Setelah suatu strategi dapat diformulasikan, maka strategi tersebut harus dapat diimplementasikan. Adapun implementasi strategi masih menurut Wheelen dan Hunger, adalah proses mewujudkan strategi yang telah diformulasikan ke dalam aksi melalui serangkaian program, prosedur serta  anggaran. Serangkaian program dan prosedur serta anggaran tersebut harus dilakukan secara komprehensif di tingkat korporasi dan di setiap divisi organisasi dengan mengarah kepada visi dan misi organisasi. Dalam hal ini Kaplan dan Norton (2004) menyatakan bahwa strategi dari suatu  organisasi harus menjelaskan bagaimana organisasi akan menciptakan nilai bagi pemegang saham, konsumen, dan masyarakat. Nilai atau value yang harus diciptakan itulah yang menjadi satu titik tujuan dari implementasi strategi yang dilakukan tiap bagian dalam organisasi. Menciptakan nilai tersebut juga merupakan wujud dari mempertahankan keberadaan organisasi. Charan dan Bosidy (2002) menyebutkan bahwa dalam mempertahankan keberadaan organisasi, tergantung kepada tiga rincian proses aktivitas, yaitu:
1.      Proses strategi
Proses ini merupakan proses formulasi rencana strategis, sehingga hasilnya adalah organisasi memiliki rencana atau strategi yang akan dilakukan;
2.      Proses sumber daya manusia
Proses ini sudah masuk kepada tahap awal implementasi strategi, yaitu dengan membagi implementasi strategi kepada masing-masing individu dalam organisasi; dan
3.      Proses operasional
Proses ini merupakan implementasi strategi yang nyata. Pembagian tugas dalam implementasi strategi kepada seluruh individu dalam organisasi benar-benar dilakukan.
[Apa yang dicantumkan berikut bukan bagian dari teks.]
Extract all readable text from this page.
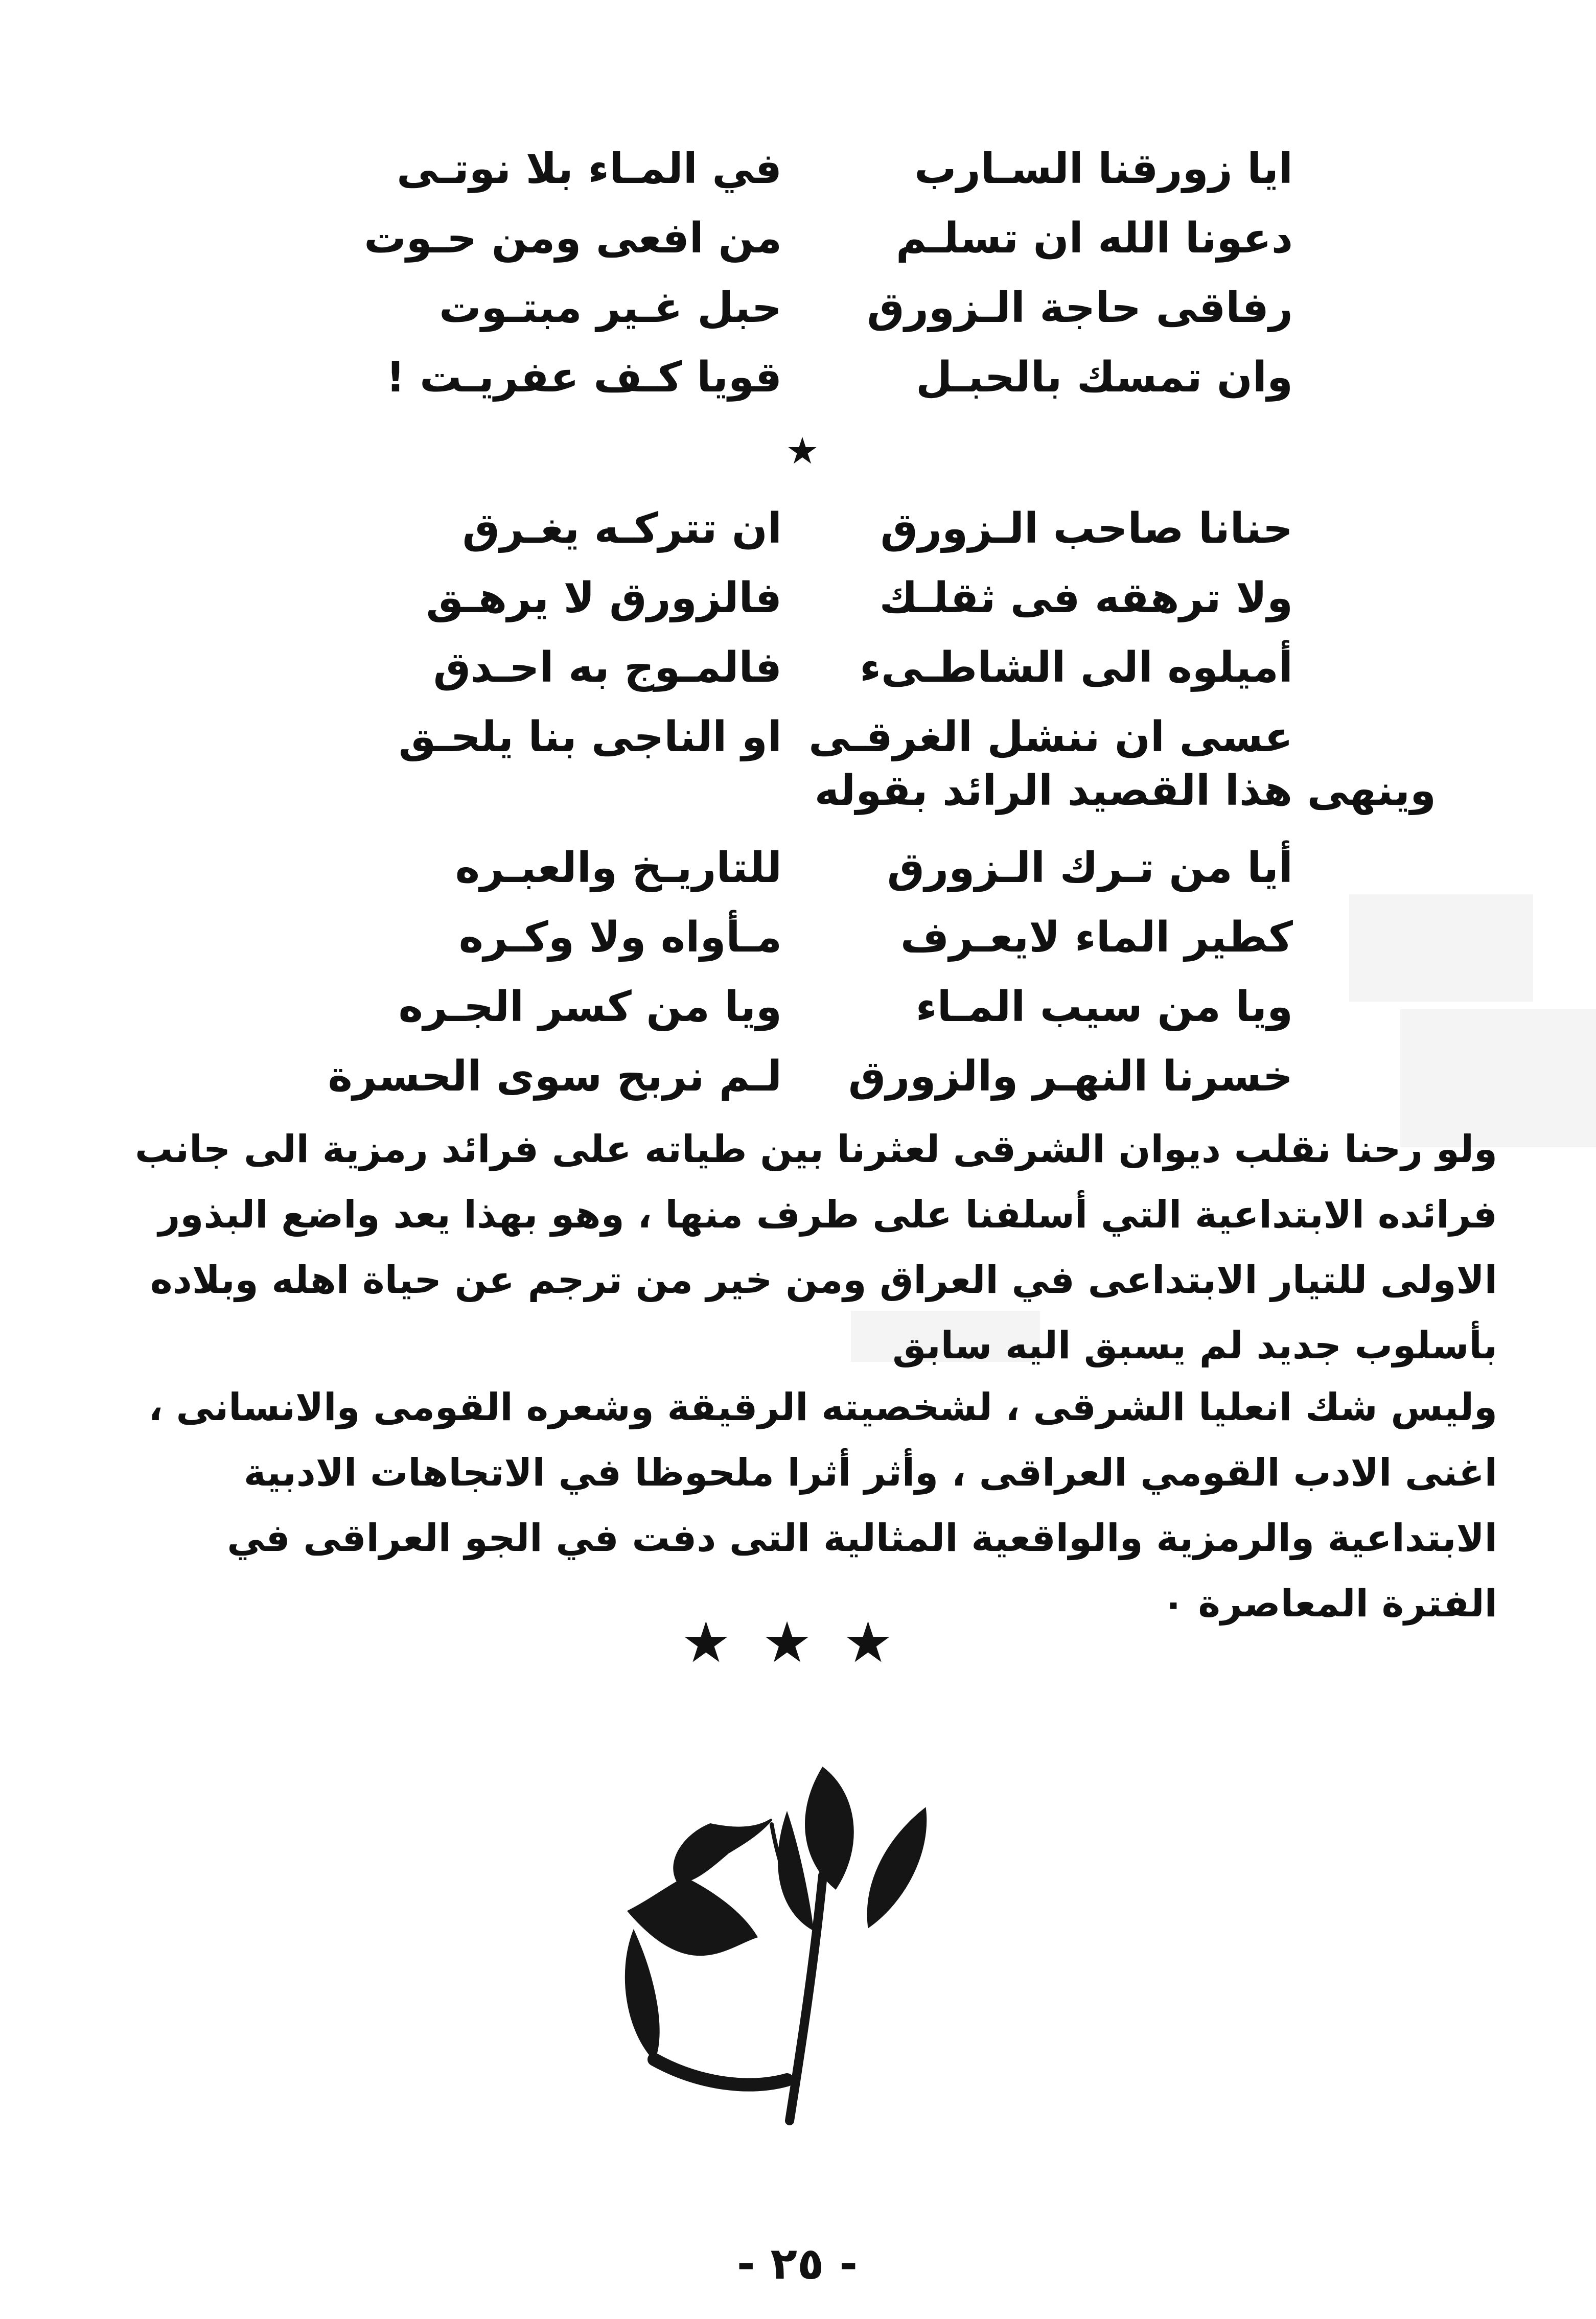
ايا زورقنا السـارب
في المـاء بلا نوتـى
دعونا الله ان تسلـم
من افعى ومن حـوت
رفاقى حاجة الـزورق
حبل غـير مبتـوت
وان تمسك بالحبـل
قويا كـف عفريـت !
★
حنانا صاحب الـزورق
ان تتركـه يغـرق
ولا ترهقه فى ثقلـك
فالزورق لا يرهـق
أميلوه الى الشاطـىء
فالمـوج به احـدق
عسى ان ننشل الغرقـى
او الناجى بنا يلحـق
وينهى هذا القصيد الرائد بقوله
أيا من تـرك الـزورق
للتاريـخ والعبـره
كطير الماء لايعـرف
مـأواه ولا وكـره
ويا من سيب المـاء
ويا من كسر الجـره
خسرنا النهـر والزورق
لـم نربح سوى الحسرة
ولو رحنا نقلب ديوان الشرقى لعثرنا بين طياته على فرائد رمزية الى جانب فرائده الابتداعية التي أسلفنا على طرف منها ، وهو بهذا يعد واضع البذور الاولى للتيار الابتداعى في العراق ومن خير من ترجم عن حياة اهله وبلاده بأسلوب جديد لم يسبق اليه سابق
وليس شك انعليا الشرقى ، لشخصيته الرقيقة وشعره القومى والانسانى ، اغنى الادب القومي العراقى ، وأثر أثرا ملحوظا في الاتجاهات الادبية الابتداعية والرمزية والواقعية المثالية التى دفت في الجو العراقى في الفترة المعاصرة ٠
★★★
- ٢٥ -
Untuk menjamin agar implementasi strategi tetap berjalan selaras dengan rencana strategis, maka perlu dilakukan upaya pengukuran dan evaluasi sehingga implementasi strategi berjalan pada garis rencana strategis, yang pada akhirnya tujuan strategis organisasi dapat tercapai. Pendekatan yang relatif baru untuk mengukur hal tersebut, acap dinamakan sebagai  balanced scorecard, yaitu berupa pengukuran kinerja perusahaan modern dengan mempertimbangan empat perspektif - yang saling berhubungan - yang merupakan penerjemahan strategi dan tujuan yang ingin dicapai oleh suatu perusahaan dalam jangka panjang, yang kemudian diukur dan dimonitor secara berkelanjutan.  Balance scorecard kini digunakan secara luas dalam dunia bisnis dan industri, pemerintahan, dan organisasi nirlaba di seluruh dunia untuk menyelaraskan kegiatannya dengan visi, misi dan strategi organisasi, meningkatkan komunikasi internal dan eksternal, dan monitoring terhadap kinerja pencapaian tujuan strategis organisasi.
Adanya istilah “balance” dalam konteks ini menunjukkan adanya keseimbangan antara semua faktor, yaitu keseimbangan antara faktor keuangan dan non keuangan, faktor internal dan eksternal, serta rentang waktu jangka pendek dan jangka panjang. Pendekatan baru dalam manajemen strategis ini untuk pertama kali secara  rinci diperkenalkan dalam serangkaian artikel dan buku karya Kaplan dan Norton, dan kedua pakar tersebut menyadari bahwa terdapat beberapa kelemahan dan ketidakjelasan pendekatan manajemen pada periode waktu sebelumnya. Sejalan dengan itu, pendekatan balanced scorecard memberikan resep yang jelas mengapa organisasi perlu mengukur kinerja dan 'menyeimbangkan' perspektif keuangan. Balanced scorecard adalah sistem manajemen - bukan sistem pengendalian saja - yang memungkinkan organisasi dapat mengklarifikasi dan merevisi visi, misi dan strategi serta menerjemahkannya ke dalam tindakan. Melalui pendekatan ini  umpan balik berlangsung ke arah dua sisi proses bisnis, yakni proses bisnis internal dan hasil eksternal dalam rangka terus-menerus meningkatkan kinerja strategis dan hasil ( result). Melalui perspektif balanced scorecard akan mengarahkan kita untuk melihat organisasi dari sudut empat perspektif, adapun masing-masing perspektif tersebut adalah, Pertama, perspektif pembelajaran dan pertumbuhan, dan perspektif ini meliputi pelatihan pembentukan sikap para pekerja secara individual dan menumbuhkan sikap budaya perusahaan secara korporasi. Dalam iklim yang diwarnai oleh cepatnya perubahan teknologi seperti saat ini,  maka penting bagi para pekerja untuk terus meningkatkan pengetahuannya  agar tetap berada dalam suasana belajar yang terus menerus.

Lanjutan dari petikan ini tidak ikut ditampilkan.